Even before Jeanty's fractured finger in Cleveland back in October joined the Edmund Fitzgerald in Great Lakes lore, his toughness was legendary. Last year his teammates voted him the Ed Block Courage Award in a season he didn't miss a game despite painful plantar fasciitis.
Jeanty originally tore the connective tissue underneath his foot in the area that creates the arch early in Houston on Oct. 26, 2008, and when the Texans ran a crackback block at him later in the game he had to come out when he tore it even more.
After getting a second opinion in which the doctor advised him not to play but also told him he could if he could bear the pain, Jeanty kept bearing and kept playing.
And this year before the preseason game in New England, a wincing Johnson watched Jeanty take a cortisone shot smack in the arch.
"You want to hear that story? It's crazy," Jeanty told a gaggle of media before practice Thursday as he described Angelo Colosimo coming at him with a needle. "Dr. Colosimo is an aggressive guy and I said, 'Wait a minute, I've got to get my mind right. I've got to get in a zone' ... Brandon told me two or three days later he was watching. He was asking me, 'How do you do that?' "
Then there was the broken finger back on Oct. 4. It happened when Jeanty was covering a kick and the bone ripped through the skin.
"He didn't flinch," Johnson said.
He didn't want to come out of the game, either, but the trainers told him he had to get to the hospital right away because of an exposed bone's high risk of infection, and he stayed the night in Cleveland.

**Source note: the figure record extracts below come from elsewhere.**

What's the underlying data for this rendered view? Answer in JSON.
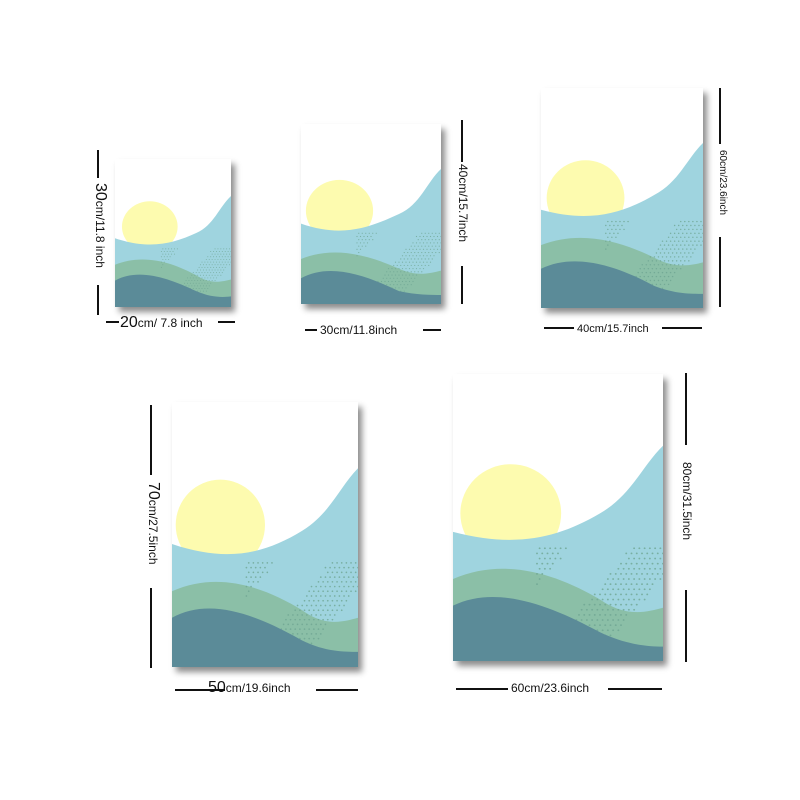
{
  "colors": {
    "sky": "#ffffff",
    "sun": "#fdfbaf",
    "light_blue": "#9fd4df",
    "sage": "#8bbfa7",
    "teal": "#5b8b98",
    "dots": "#6ea592",
    "shadow": "#555555"
  },
  "posters": [
    {
      "id": "20x30",
      "width_label": {
        "num": "20",
        "unit": "cm/ 7.8 inch"
      },
      "height_label": {
        "num": "30",
        "unit": "cm/11.8 inch"
      }
    },
    {
      "id": "30x40",
      "width_label": {
        "num": "30",
        "unit": "cm/11.8inch"
      },
      "height_label": {
        "num": "40",
        "unit": "cm/15.7inch"
      }
    },
    {
      "id": "40x60",
      "width_label": {
        "num": "40",
        "unit": "cm/15.7inch"
      },
      "height_label": {
        "num": "60",
        "unit": "cm/23.6inch"
      }
    },
    {
      "id": "50x70",
      "width_label": {
        "num": "50",
        "unit": "cm/19.6inch"
      },
      "height_label": {
        "num": "70",
        "unit": "cm/27.5inch"
      }
    },
    {
      "id": "60x80",
      "width_label": {
        "num": "60",
        "unit": "cm/23.6inch"
      },
      "height_label": {
        "num": "80",
        "unit": "cm/31.5inch"
      }
    }
  ]
}
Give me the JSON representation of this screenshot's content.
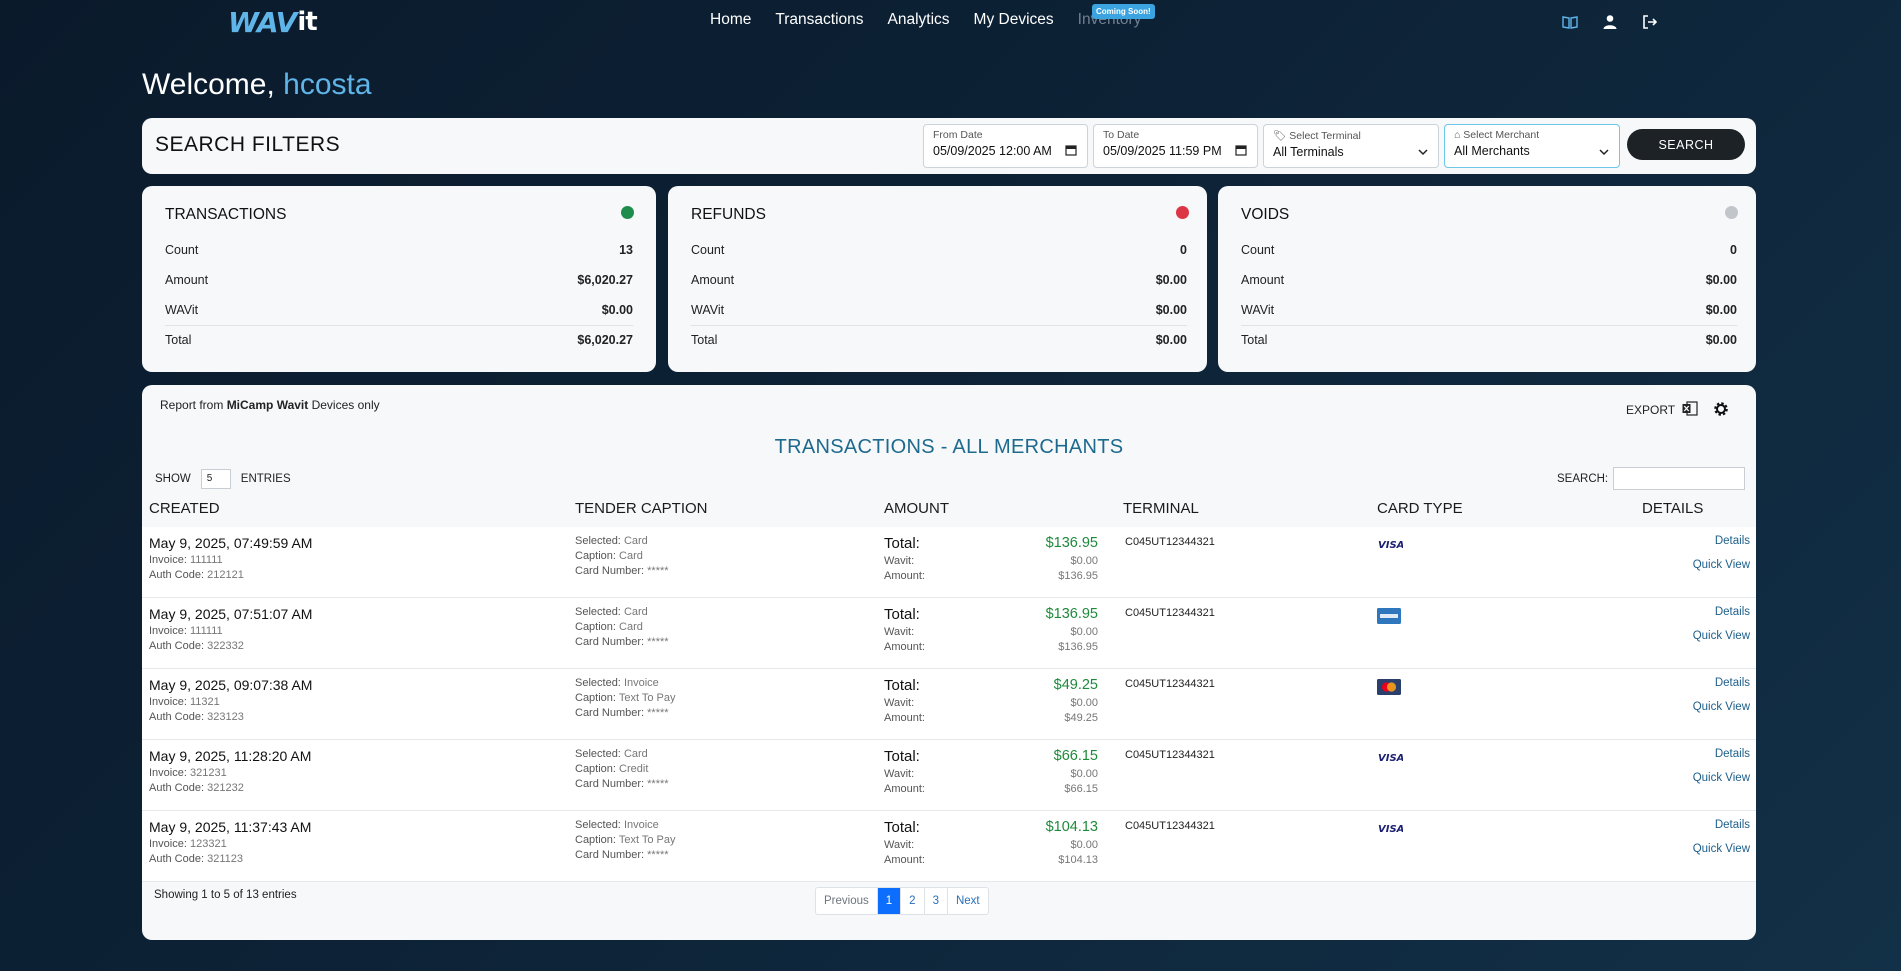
{
  "brand": {
    "logo_main": "WAV",
    "logo_tail": "it"
  },
  "nav": {
    "items": [
      "Home",
      "Transactions",
      "Analytics",
      "My Devices"
    ],
    "inventory": "Inventory",
    "coming_soon": "Coming Soon!"
  },
  "welcome": {
    "prefix": "Welcome,",
    "user": "hcosta"
  },
  "filters": {
    "title": "SEARCH FILTERS",
    "from_label": "From Date",
    "from_value": "05/09/2025 12:00 AM",
    "to_label": "To Date",
    "to_value": "05/09/2025 11:59 PM",
    "terminal_label": "Select Terminal",
    "terminal_value": "All Terminals",
    "merchant_label": "Select Merchant",
    "merchant_value": "All Merchants",
    "search_button": "SEARCH"
  },
  "summary": {
    "row_labels": {
      "count": "Count",
      "amount": "Amount",
      "wavit": "WAVit",
      "total": "Total"
    },
    "cards": [
      {
        "title": "TRANSACTIONS",
        "status_color": "#1e8c4a",
        "count": "13",
        "amount": "$6,020.27",
        "wavit": "$0.00",
        "total": "$6,020.27"
      },
      {
        "title": "REFUNDS",
        "status_color": "#dc3545",
        "count": "0",
        "amount": "$0.00",
        "wavit": "$0.00",
        "total": "$0.00"
      },
      {
        "title": "VOIDS",
        "status_color": "#c2c6ca",
        "count": "0",
        "amount": "$0.00",
        "wavit": "$0.00",
        "total": "$0.00"
      }
    ]
  },
  "report": {
    "note_prefix": "Report from ",
    "note_bold": "MiCamp Wavit",
    "note_suffix": " Devices only",
    "export_label": "EXPORT",
    "title": "TRANSACTIONS - ALL MERCHANTS",
    "show_label": "SHOW",
    "entries_value": "5",
    "entries_label": "ENTRIES",
    "search_label": "SEARCH:"
  },
  "table": {
    "headers": [
      "CREATED",
      "TENDER CAPTION",
      "AMOUNT",
      "TERMINAL",
      "CARD TYPE",
      "DETAILS"
    ],
    "labels": {
      "invoice": "Invoice:",
      "auth": "Auth Code:",
      "selected": "Selected:",
      "caption": "Caption:",
      "card_number": "Card Number:",
      "total": "Total:",
      "wavit": "Wavit:",
      "amount": "Amount:",
      "details": "Details",
      "quick_view": "Quick View"
    },
    "rows": [
      {
        "date": "May 9, 2025, 07:49:59 AM",
        "invoice": "111111",
        "auth": "212121",
        "selected": "Card",
        "caption": "Card",
        "card_number": "*****",
        "total": "$136.95",
        "wavit": "$0.00",
        "amount": "$136.95",
        "terminal": "C045UT12344321",
        "card_type": "visa"
      },
      {
        "date": "May 9, 2025, 07:51:07 AM",
        "invoice": "111111",
        "auth": "322332",
        "selected": "Card",
        "caption": "Card",
        "card_number": "*****",
        "total": "$136.95",
        "wavit": "$0.00",
        "amount": "$136.95",
        "terminal": "C045UT12344321",
        "card_type": "amex"
      },
      {
        "date": "May 9, 2025, 09:07:38 AM",
        "invoice": "11321",
        "auth": "323123",
        "selected": "Invoice",
        "caption": "Text To Pay",
        "card_number": "*****",
        "total": "$49.25",
        "wavit": "$0.00",
        "amount": "$49.25",
        "terminal": "C045UT12344321",
        "card_type": "mastercard"
      },
      {
        "date": "May 9, 2025, 11:28:20 AM",
        "invoice": "321231",
        "auth": "321232",
        "selected": "Card",
        "caption": "Credit",
        "card_number": "*****",
        "total": "$66.15",
        "wavit": "$0.00",
        "amount": "$66.15",
        "terminal": "C045UT12344321",
        "card_type": "visa"
      },
      {
        "date": "May 9, 2025, 11:37:43 AM",
        "invoice": "123321",
        "auth": "321123",
        "selected": "Invoice",
        "caption": "Text To Pay",
        "card_number": "*****",
        "total": "$104.13",
        "wavit": "$0.00",
        "amount": "$104.13",
        "terminal": "C045UT12344321",
        "card_type": "visa"
      }
    ]
  },
  "pagination": {
    "showing": "Showing 1 to 5 of 13 entries",
    "previous": "Previous",
    "pages": [
      "1",
      "2",
      "3"
    ],
    "next": "Next"
  },
  "colors": {
    "accent": "#5fb4e8",
    "title_blue": "#1e6a8e",
    "green": "#1f8a3b"
  }
}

"You know your bone is white. I was amazed at how white the bone was. It's the color of that," he said, pointing to a salmon-colored shirt. "They were saying,'Turn away, turn away.' I was saying, 'No, I want to look at it.' I wanted to take a picture of it honestly."
Needles and bones are nothing. Jeanty has that rod from the top of his knee to his foot after multiple stress fractures were discovered in his tibia during the 2007 preseason. That would have ended a lot of guys' seasons.

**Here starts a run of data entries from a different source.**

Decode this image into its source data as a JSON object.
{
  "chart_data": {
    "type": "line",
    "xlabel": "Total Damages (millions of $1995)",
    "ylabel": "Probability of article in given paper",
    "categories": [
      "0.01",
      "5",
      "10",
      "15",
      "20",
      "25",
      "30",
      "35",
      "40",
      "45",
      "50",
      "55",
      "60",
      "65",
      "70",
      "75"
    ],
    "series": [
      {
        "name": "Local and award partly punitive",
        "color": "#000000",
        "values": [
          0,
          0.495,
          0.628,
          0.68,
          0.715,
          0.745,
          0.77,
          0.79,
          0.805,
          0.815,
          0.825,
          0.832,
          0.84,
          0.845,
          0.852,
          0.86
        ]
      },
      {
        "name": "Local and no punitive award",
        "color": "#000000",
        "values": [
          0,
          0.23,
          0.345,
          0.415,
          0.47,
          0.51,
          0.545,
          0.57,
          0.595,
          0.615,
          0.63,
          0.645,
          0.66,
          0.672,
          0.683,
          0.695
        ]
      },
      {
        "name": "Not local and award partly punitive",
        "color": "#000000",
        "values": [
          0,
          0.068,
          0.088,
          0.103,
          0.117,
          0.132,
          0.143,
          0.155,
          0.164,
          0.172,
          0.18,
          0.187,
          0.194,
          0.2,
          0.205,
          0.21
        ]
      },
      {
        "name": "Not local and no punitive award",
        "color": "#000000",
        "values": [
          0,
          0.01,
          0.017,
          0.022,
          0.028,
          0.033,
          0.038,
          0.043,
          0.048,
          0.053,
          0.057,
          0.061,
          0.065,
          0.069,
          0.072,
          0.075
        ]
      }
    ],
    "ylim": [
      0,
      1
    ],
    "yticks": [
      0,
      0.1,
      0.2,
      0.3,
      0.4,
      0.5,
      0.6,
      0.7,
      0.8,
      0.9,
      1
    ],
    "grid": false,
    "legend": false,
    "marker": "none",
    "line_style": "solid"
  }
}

But Jeanty ended up missing the first five games, came back on special teams, and was back in the starting lineup in the ninth game.

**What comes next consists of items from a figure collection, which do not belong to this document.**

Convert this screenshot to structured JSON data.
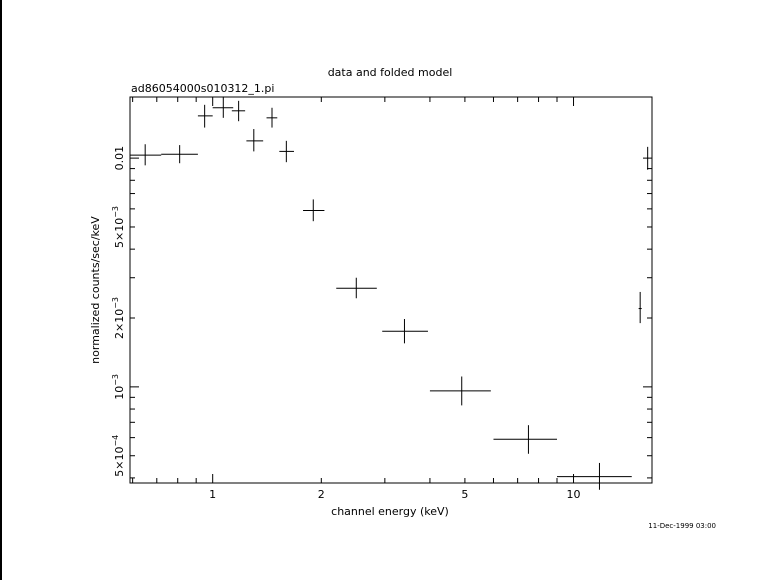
{
  "chart_data": {
    "type": "scatter",
    "title": "data and folded model",
    "subtitle": "ad86054000s010312_1.pi",
    "xlabel": "channel energy (keV)",
    "ylabel": "normalized counts/sec/keV",
    "timestamp": "11-Dec-1999 03:00",
    "x_scale": "log",
    "y_scale": "log",
    "xlim": [
      0.59,
      16.5
    ],
    "ylim": [
      0.00038,
      0.0185
    ],
    "x_tick_labels": [
      {
        "value": 1,
        "label": "1"
      },
      {
        "value": 2,
        "label": "2"
      },
      {
        "value": 5,
        "label": "5"
      },
      {
        "value": 10,
        "label": "10"
      }
    ],
    "y_tick_labels": [
      {
        "value": 0.01,
        "label": "0.01"
      },
      {
        "value": 0.005,
        "label": "5×10",
        "exp": "−3"
      },
      {
        "value": 0.002,
        "label": "2×10",
        "exp": "−3"
      },
      {
        "value": 0.001,
        "label": "10",
        "exp": "−3"
      },
      {
        "value": 0.0005,
        "label": "5×10",
        "exp": "−4"
      }
    ],
    "points": [
      {
        "x": 0.65,
        "xlo": 0.59,
        "xhi": 0.72,
        "y": 0.0103,
        "ylo": 0.0093,
        "yhi": 0.0115
      },
      {
        "x": 0.81,
        "xlo": 0.72,
        "xhi": 0.91,
        "y": 0.0104,
        "ylo": 0.0095,
        "yhi": 0.0114
      },
      {
        "x": 0.95,
        "xlo": 0.91,
        "xhi": 1.0,
        "y": 0.0153,
        "ylo": 0.0136,
        "yhi": 0.0171
      },
      {
        "x": 1.07,
        "xlo": 1.0,
        "xhi": 1.14,
        "y": 0.0166,
        "ylo": 0.015,
        "yhi": 0.0186
      },
      {
        "x": 1.18,
        "xlo": 1.13,
        "xhi": 1.23,
        "y": 0.0161,
        "ylo": 0.0145,
        "yhi": 0.0178
      },
      {
        "x": 1.3,
        "xlo": 1.24,
        "xhi": 1.38,
        "y": 0.0119,
        "ylo": 0.0107,
        "yhi": 0.0134
      },
      {
        "x": 1.46,
        "xlo": 1.41,
        "xhi": 1.51,
        "y": 0.015,
        "ylo": 0.0136,
        "yhi": 0.0166
      },
      {
        "x": 1.6,
        "xlo": 1.53,
        "xhi": 1.68,
        "y": 0.0107,
        "ylo": 0.0096,
        "yhi": 0.0119
      },
      {
        "x": 1.9,
        "xlo": 1.78,
        "xhi": 2.04,
        "y": 0.0059,
        "ylo": 0.0053,
        "yhi": 0.0066
      },
      {
        "x": 2.5,
        "xlo": 2.2,
        "xhi": 2.85,
        "y": 0.0027,
        "ylo": 0.00244,
        "yhi": 0.003
      },
      {
        "x": 3.4,
        "xlo": 2.95,
        "xhi": 3.95,
        "y": 0.00175,
        "ylo": 0.00155,
        "yhi": 0.00198
      },
      {
        "x": 4.9,
        "xlo": 4.0,
        "xhi": 5.9,
        "y": 0.00096,
        "ylo": 0.00083,
        "yhi": 0.00111
      },
      {
        "x": 7.5,
        "xlo": 6.0,
        "xhi": 9.0,
        "y": 0.00059,
        "ylo": 0.00051,
        "yhi": 0.00068
      },
      {
        "x": 11.8,
        "xlo": 9.0,
        "xhi": 14.5,
        "y": 0.000405,
        "ylo": 0.000355,
        "yhi": 0.000465
      },
      {
        "x": 15.3,
        "xlo": 15.15,
        "xhi": 15.45,
        "y": 0.0022,
        "ylo": 0.0019,
        "yhi": 0.0026
      },
      {
        "x": 16.05,
        "xlo": 15.98,
        "xhi": 16.12,
        "y": 0.01,
        "ylo": 0.0089,
        "yhi": 0.0112
      }
    ]
  }
}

He kept fighting through it even last year when he had to sit out practices with not only the foot, but the leg injury as well. Now with the coaches spot-resting him in this past training camp, the only practices Jeanty has missed this season are because of the finger, which took him out of the next game.
"Minor procedure," he said with a laugh. "I benefited from (the rest). I thank the organization for looking after me so to speak. I'm a crybaby with some things, but I guess not with pain. Like with my family. If my mom doesn't call me for four days, I get kind of sensitive."
But not with the body.
"I don't know if it's adrenaline. I don't know what it is," he said. "Some of the guys think I'm kind of crazy."
Not so much. Jeanty, 26, was just 20 when he left Central Florida for the CFL for a variety of reasons. One he flunked out. But the biggest reason is when he came home from school his mother, two brothers, his sister and their children were living in a motel room under I-95 in their hometown of Miami after his mother's house had become a victim of depleted funds.
Jeanty went to work in the CFL for three seasons and helped everybody get upright. Now he's in his fourth NFL season making $1.2 million, but he's still playing like it is his last check.
"It's hard to let your teammates down. I honestly have got to be down to not play," Jeanty said. "To hell with me, but my teammates. We count on each other so much, you know what I mean? I take so much pride in not letting those guys down. I'm sensitive about that. That means a lot to me personally."
Not a bad sound bite from "Hard Knocks" in this week the camera found him.